During the first part of the 20th century, some proposed that the solar system was
the result of a near collision of the Sun with another star. Planets formed from
debris of the collision. But we know now that collision (or near collisions) between
two stars are very, very rare.
Considering that collision are rare, the proposed idea of the collision may explain a
unique event on how our planetary system formed but not how other planetary
systems formed.
During the rest of the 20th century, new ideas and theories about the formation of
stars (and possible planets) made this collision theory obsolete and was discarded
In 1995, the first exoplanet (planets orbiting other stars) was discovered
Many more planets have been found so far in the solar neighborhood ( close to
1000 confirmed and more than 2000 possible ones).

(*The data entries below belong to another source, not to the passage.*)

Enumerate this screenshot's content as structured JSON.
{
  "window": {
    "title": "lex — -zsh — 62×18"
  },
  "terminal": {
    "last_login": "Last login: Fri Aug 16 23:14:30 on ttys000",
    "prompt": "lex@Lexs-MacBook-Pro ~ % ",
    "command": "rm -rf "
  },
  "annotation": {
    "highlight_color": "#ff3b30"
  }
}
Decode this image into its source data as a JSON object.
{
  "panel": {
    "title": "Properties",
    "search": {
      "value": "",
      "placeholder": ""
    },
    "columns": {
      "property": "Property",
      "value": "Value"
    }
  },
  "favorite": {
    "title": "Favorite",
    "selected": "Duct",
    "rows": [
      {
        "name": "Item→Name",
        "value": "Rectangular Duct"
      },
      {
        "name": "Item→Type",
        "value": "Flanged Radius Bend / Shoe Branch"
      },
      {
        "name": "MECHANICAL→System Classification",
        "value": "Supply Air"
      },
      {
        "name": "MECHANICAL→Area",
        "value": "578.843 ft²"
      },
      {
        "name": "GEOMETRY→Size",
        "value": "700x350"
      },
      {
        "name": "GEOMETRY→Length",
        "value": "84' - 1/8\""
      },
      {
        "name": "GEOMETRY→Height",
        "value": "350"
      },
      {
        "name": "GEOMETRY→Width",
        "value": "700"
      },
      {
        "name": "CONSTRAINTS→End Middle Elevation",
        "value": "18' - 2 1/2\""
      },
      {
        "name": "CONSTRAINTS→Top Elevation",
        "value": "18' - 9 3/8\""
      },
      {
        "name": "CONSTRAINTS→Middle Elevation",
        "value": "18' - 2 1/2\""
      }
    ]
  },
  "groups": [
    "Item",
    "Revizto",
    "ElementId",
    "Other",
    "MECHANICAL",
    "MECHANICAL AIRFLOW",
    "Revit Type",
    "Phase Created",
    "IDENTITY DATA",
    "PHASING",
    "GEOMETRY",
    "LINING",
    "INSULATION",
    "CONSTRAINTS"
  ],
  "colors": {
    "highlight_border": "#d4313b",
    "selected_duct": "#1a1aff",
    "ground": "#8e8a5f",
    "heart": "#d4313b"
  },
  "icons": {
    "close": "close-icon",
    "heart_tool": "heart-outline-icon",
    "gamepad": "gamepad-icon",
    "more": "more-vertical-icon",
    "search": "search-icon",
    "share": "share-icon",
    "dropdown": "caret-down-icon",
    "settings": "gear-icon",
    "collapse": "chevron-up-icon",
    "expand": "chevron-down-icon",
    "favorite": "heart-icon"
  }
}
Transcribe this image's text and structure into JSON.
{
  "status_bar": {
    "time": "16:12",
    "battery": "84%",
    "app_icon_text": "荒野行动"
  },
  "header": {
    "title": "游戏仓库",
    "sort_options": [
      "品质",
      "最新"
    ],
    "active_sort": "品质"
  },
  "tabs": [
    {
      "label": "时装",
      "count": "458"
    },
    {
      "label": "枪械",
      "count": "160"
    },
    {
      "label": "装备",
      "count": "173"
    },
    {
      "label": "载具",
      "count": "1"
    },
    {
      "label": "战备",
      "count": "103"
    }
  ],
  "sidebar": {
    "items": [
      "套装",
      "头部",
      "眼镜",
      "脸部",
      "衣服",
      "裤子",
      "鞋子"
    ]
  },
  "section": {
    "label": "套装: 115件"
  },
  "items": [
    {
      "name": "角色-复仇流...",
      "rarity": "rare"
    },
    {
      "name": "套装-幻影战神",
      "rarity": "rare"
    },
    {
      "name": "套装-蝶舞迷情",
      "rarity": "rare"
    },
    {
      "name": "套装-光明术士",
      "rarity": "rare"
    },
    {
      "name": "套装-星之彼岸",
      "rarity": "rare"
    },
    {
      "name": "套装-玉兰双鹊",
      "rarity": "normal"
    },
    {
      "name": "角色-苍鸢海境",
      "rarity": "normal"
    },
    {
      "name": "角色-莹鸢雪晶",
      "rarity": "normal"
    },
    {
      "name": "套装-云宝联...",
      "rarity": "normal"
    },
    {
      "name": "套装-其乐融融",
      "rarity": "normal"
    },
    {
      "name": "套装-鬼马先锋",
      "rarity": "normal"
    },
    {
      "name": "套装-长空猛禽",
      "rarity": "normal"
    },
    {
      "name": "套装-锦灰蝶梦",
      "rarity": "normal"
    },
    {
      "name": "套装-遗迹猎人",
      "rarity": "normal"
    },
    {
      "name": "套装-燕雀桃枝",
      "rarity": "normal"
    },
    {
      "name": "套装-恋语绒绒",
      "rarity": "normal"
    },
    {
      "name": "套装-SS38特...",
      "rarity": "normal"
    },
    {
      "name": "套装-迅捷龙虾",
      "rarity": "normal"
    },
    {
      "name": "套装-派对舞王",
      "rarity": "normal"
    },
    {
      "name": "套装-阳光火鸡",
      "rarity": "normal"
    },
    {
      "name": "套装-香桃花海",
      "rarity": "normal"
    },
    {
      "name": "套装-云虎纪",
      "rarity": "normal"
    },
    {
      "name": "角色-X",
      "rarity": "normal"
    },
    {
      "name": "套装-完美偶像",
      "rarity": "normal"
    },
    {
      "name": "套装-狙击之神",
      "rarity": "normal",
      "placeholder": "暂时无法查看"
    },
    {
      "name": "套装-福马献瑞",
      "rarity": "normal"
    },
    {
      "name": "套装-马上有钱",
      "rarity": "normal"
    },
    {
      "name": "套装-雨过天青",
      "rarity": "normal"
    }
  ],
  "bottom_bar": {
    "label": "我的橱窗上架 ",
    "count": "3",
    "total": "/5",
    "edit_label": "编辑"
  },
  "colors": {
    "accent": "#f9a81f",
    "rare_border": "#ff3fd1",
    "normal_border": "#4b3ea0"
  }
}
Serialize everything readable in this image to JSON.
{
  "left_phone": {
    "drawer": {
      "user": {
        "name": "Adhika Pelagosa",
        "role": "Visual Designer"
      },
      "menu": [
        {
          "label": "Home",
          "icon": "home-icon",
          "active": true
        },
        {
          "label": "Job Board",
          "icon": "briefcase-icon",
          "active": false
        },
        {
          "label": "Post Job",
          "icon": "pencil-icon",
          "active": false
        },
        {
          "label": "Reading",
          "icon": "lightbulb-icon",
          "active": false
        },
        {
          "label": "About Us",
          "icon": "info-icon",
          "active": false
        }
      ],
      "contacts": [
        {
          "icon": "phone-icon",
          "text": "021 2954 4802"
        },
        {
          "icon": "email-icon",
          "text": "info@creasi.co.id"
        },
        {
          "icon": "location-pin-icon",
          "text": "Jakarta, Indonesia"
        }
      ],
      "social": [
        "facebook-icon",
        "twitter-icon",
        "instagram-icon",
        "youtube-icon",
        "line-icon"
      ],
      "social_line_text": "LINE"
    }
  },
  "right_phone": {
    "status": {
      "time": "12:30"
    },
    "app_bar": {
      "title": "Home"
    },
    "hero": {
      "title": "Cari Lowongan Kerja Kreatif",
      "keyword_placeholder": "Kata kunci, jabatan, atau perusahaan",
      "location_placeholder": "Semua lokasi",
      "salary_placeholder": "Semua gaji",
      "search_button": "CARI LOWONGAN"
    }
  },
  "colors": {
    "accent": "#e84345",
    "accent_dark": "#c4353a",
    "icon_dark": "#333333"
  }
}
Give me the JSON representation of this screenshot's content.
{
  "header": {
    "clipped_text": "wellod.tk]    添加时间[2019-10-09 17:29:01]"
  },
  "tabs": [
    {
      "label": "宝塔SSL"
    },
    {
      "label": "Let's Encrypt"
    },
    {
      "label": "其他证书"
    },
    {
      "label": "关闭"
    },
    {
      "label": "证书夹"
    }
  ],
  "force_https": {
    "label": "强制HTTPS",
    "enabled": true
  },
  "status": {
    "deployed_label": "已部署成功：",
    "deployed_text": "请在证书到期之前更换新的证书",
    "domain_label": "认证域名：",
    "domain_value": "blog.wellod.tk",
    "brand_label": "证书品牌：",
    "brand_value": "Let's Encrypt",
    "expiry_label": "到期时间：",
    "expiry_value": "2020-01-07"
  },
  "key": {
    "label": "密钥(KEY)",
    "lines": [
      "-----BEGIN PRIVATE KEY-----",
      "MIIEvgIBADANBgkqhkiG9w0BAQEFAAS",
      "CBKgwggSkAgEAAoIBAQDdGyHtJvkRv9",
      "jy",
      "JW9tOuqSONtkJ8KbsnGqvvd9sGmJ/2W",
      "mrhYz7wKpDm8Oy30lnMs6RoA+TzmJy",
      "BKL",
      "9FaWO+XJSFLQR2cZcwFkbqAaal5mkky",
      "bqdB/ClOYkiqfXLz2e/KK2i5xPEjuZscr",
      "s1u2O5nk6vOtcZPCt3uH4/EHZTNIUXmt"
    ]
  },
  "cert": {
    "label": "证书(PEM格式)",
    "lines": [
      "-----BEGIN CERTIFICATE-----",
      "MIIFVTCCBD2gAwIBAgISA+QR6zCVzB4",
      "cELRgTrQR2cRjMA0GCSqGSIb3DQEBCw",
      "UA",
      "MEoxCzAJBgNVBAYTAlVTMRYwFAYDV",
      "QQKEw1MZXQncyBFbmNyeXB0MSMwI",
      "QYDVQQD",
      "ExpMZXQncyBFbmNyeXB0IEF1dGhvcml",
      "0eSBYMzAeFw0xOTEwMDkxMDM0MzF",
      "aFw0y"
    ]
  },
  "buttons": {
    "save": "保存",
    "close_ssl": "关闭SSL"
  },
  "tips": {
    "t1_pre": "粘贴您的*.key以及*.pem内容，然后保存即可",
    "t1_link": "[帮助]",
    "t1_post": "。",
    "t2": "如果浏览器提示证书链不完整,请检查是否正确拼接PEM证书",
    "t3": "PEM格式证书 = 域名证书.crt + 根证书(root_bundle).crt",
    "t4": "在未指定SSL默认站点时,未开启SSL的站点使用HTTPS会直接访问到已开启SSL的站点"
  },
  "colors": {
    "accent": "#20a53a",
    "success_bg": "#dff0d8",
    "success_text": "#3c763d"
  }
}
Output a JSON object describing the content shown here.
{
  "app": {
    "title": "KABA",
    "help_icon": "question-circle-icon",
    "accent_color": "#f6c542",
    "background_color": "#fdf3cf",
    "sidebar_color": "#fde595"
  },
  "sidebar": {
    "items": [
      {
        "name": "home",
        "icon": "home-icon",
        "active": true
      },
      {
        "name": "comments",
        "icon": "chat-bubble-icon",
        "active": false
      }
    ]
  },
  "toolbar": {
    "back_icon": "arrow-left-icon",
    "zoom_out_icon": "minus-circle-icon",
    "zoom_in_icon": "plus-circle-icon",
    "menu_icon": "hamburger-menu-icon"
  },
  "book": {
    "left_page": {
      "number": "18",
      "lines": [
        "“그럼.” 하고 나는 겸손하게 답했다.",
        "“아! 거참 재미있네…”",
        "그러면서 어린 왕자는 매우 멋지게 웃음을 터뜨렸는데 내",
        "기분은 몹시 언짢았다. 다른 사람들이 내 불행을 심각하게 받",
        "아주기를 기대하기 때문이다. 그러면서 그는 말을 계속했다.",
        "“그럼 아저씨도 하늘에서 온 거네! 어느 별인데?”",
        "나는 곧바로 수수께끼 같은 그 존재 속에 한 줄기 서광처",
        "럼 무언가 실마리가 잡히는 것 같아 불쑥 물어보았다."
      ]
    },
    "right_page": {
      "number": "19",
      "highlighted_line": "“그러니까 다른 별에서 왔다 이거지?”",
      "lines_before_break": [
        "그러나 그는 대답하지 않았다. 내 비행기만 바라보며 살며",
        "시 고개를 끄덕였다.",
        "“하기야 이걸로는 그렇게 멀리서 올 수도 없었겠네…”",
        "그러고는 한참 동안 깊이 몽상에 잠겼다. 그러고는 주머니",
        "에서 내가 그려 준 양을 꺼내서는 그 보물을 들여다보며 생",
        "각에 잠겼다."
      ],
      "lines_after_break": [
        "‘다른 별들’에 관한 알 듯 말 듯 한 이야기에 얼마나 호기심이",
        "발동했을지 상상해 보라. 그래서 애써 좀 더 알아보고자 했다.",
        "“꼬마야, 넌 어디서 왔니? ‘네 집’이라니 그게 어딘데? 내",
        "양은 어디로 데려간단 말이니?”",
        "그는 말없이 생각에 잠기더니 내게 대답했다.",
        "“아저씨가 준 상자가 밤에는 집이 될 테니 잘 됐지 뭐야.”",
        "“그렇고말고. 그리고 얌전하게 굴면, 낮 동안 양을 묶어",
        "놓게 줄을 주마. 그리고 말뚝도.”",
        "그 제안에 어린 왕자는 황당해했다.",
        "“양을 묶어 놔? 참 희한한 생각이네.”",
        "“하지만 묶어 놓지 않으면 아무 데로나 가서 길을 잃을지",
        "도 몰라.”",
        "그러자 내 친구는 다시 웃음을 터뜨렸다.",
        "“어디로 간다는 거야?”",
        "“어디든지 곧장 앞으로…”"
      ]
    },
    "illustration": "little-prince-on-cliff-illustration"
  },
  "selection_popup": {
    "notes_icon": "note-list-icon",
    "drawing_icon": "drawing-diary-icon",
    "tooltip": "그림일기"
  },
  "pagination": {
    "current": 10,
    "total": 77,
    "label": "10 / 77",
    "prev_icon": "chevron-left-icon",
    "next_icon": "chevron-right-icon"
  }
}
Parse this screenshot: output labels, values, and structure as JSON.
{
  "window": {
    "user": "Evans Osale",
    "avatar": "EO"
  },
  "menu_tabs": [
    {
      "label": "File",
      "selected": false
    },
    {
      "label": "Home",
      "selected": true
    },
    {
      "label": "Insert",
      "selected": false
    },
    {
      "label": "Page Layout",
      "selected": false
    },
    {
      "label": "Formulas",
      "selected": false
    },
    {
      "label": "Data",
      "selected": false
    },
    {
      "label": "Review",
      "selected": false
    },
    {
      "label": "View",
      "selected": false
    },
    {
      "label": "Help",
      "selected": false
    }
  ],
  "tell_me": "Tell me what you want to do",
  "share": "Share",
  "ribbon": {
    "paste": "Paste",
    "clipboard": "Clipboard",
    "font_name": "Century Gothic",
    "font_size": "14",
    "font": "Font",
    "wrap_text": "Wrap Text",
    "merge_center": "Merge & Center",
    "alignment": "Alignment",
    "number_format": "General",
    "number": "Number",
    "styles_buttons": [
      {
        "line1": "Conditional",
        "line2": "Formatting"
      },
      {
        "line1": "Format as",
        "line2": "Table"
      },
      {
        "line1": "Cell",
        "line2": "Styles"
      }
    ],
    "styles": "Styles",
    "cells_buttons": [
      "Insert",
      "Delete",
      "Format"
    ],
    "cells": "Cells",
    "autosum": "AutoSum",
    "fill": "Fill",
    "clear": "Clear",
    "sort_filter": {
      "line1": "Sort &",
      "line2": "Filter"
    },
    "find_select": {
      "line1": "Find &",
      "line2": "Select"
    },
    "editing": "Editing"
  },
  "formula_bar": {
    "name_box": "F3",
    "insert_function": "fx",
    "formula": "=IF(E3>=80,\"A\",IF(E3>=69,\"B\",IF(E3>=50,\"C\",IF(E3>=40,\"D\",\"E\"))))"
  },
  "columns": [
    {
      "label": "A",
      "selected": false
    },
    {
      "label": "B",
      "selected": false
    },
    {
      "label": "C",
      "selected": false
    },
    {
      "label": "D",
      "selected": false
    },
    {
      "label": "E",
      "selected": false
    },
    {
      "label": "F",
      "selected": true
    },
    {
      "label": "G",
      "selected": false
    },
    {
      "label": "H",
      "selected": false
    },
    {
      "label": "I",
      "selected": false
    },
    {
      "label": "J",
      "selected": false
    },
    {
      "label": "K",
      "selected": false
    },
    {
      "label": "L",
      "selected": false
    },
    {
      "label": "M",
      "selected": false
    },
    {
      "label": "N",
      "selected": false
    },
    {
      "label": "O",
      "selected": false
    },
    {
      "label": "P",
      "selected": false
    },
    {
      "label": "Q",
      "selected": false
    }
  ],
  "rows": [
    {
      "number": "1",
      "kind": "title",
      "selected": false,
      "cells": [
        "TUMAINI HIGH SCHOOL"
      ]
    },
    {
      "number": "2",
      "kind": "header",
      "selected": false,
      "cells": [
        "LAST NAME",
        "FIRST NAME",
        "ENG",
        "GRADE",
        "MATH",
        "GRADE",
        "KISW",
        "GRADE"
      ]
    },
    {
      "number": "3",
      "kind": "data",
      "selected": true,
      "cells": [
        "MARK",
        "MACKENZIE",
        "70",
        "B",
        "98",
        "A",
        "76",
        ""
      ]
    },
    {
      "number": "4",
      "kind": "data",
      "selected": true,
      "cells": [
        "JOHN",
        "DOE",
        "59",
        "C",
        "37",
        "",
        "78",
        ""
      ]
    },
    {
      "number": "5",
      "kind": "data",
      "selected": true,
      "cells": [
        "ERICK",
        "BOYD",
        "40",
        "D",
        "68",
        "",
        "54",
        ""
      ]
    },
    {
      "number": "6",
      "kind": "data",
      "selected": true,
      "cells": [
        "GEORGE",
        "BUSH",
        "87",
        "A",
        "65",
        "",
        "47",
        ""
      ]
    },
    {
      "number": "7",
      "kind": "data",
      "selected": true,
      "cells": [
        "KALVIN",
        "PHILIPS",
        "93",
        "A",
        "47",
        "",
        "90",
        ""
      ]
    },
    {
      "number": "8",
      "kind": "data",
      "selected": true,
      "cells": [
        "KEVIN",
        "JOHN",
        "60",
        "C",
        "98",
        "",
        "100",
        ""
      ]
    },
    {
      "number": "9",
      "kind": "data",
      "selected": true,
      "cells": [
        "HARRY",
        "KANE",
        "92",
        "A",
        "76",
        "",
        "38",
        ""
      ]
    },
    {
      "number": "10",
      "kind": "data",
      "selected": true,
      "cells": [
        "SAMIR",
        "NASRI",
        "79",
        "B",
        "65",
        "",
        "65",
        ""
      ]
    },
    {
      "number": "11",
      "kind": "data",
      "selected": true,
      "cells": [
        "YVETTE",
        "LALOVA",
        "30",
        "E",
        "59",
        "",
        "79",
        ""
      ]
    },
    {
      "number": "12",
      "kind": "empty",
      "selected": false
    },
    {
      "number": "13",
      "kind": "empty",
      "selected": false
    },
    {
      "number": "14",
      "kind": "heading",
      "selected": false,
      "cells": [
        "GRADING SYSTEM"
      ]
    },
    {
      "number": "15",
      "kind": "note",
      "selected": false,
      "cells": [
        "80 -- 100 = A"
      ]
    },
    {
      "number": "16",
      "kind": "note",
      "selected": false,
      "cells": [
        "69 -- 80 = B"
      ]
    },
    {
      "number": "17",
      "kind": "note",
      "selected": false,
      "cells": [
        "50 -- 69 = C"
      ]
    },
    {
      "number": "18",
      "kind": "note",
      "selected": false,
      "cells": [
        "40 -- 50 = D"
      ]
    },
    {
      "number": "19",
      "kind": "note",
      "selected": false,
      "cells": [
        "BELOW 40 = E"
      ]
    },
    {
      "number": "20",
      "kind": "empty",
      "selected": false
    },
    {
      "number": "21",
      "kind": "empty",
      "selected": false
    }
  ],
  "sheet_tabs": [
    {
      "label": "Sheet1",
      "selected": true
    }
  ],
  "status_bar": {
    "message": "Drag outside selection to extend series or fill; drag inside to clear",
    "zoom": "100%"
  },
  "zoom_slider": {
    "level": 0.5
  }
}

It is clear now that formation
of planets is not a rare event.
Any theory about the formation of planetary system must explain the formation of
planets, not as a single unique and rare event but more like a common event in the
Galaxy
The nebular theory
• Stars are born from the collapse of an interstellar cloud of
dust and gas.
• Planets form as part of the process of the formation of a star
• As part of the formation of a star, a proto planetary disk forms
around the star
• Planets are formed from the collapse of the material of a
proto planetary disk
• The basic and simple idea suggested by Kant and Laplace
needed a lot of modifications before it became the actual
nebular theory for the formation of the solar system and
other planetary system
Where did all the dust and gas that formed the nebula
originated?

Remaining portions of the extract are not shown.